Brazilian state-owned telecom provider Telebra is reported to have cut a deal last month with Spain's IslaLink’s Submarine Cables to lay the €134 million cable.
The plan is to reroute Brazil’s internet traffic, which currently passes through a network access point in Florida, away from the US altogether.
Work is set to commence over the summer. Brazil is expected to pay most of the bill, reports Reuters.
The EU, for its part, back the plans.
"We welcomed the plans for the future installation of a fibre-optic submarine cable linking Brazil and Europe, which will improve communications between the two continents," said the EU Council, representing member states, in a statement.
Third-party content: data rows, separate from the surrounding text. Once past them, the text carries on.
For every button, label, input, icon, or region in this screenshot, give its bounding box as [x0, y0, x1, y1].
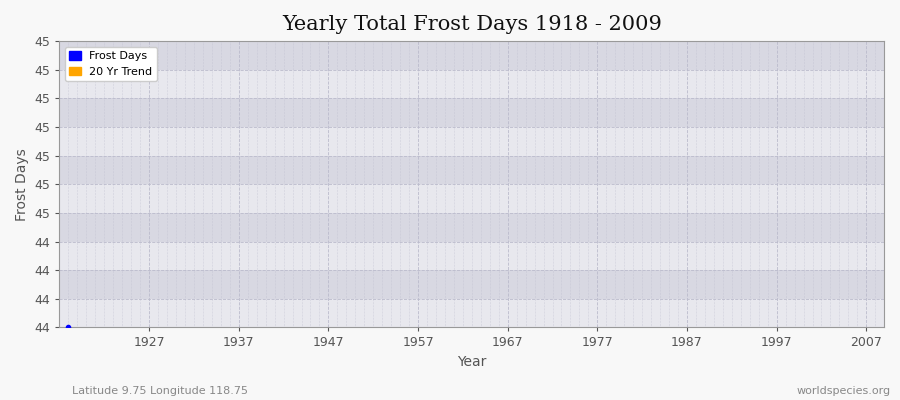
Bar [59, 270, 884, 299]
Bar [59, 98, 884, 127]
Title: Yearly Total Frost Days 1918 - 2009: Yearly Total Frost Days 1918 - 2009 [282, 15, 662, 34]
Bar [59, 127, 884, 156]
Bar [59, 41, 884, 70]
Bar [59, 213, 884, 242]
Text: worldspecies.org: worldspecies.org [796, 386, 891, 396]
Y-axis label: Frost Days: Frost Days [15, 148, 29, 221]
Bar [59, 242, 884, 270]
Bar [59, 156, 884, 184]
Bar [59, 184, 884, 213]
Bar [59, 70, 884, 98]
X-axis label: Year: Year [457, 355, 487, 369]
Text: Latitude 9.75 Longitude 118.75: Latitude 9.75 Longitude 118.75 [72, 386, 248, 396]
Bar [59, 299, 884, 328]
Legend: Frost Days, 20 Yr Trend: Frost Days, 20 Yr Trend [65, 47, 157, 81]
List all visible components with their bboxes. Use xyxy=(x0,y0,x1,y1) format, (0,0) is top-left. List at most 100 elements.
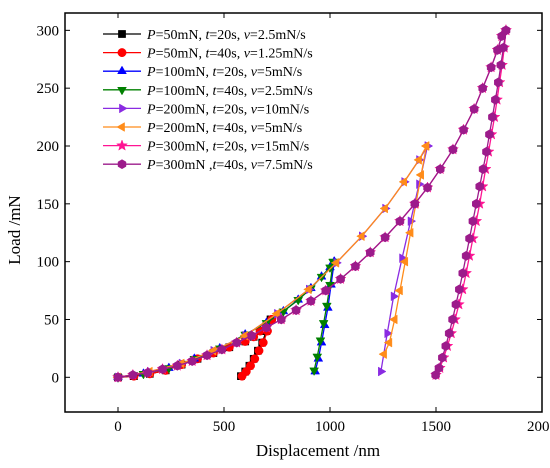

Media reports last year alleged the US National Security Agency (NSA) had intercepted Rousseff’s communications and infiltrated Brazil’s state-run oil giant Petrobras.
German Chancellor Angela Merkel also had her phone tapped, according to leaked documents from former NSA contractor and whistleblower Edward Snowden.
The snooping scandals damaged US-EU relations and prompted German calls earlier this month to set up an exclusive EU internet zone in a wider effort to block out US-led spying on EU citizens.
Despite promises made by US president Barack Obama that the Americans do not collect signals intelligence on the scale revealed by Snowden’s revelations, the EU has threatened to scrap data exchange agreements with Washington.
American officials also deny reports they spy on foreign companies in order to gain a competitive advantage.
“The NSA will not be used for industrial espionage or as a tool for American businesses. American companies will not be getting commercial information,” Peter Swire, a member of Obama’s NSA review team, told reporters in Brussels in January.
Swire said there is now a much stricter screen on leadership intelligence when it comes to “our allies than what existed previously.”
Meanwhile, Bild am Sonntag over the weekend cited a senior NSA employee that some 320 German high-ranking officials and businessmen are on a NSA watchlist.
"We have had the order not to miss out on any information now that we are no longer able to monitor the Chancellor's communication directly," the paper quoted the NSA employee as saying.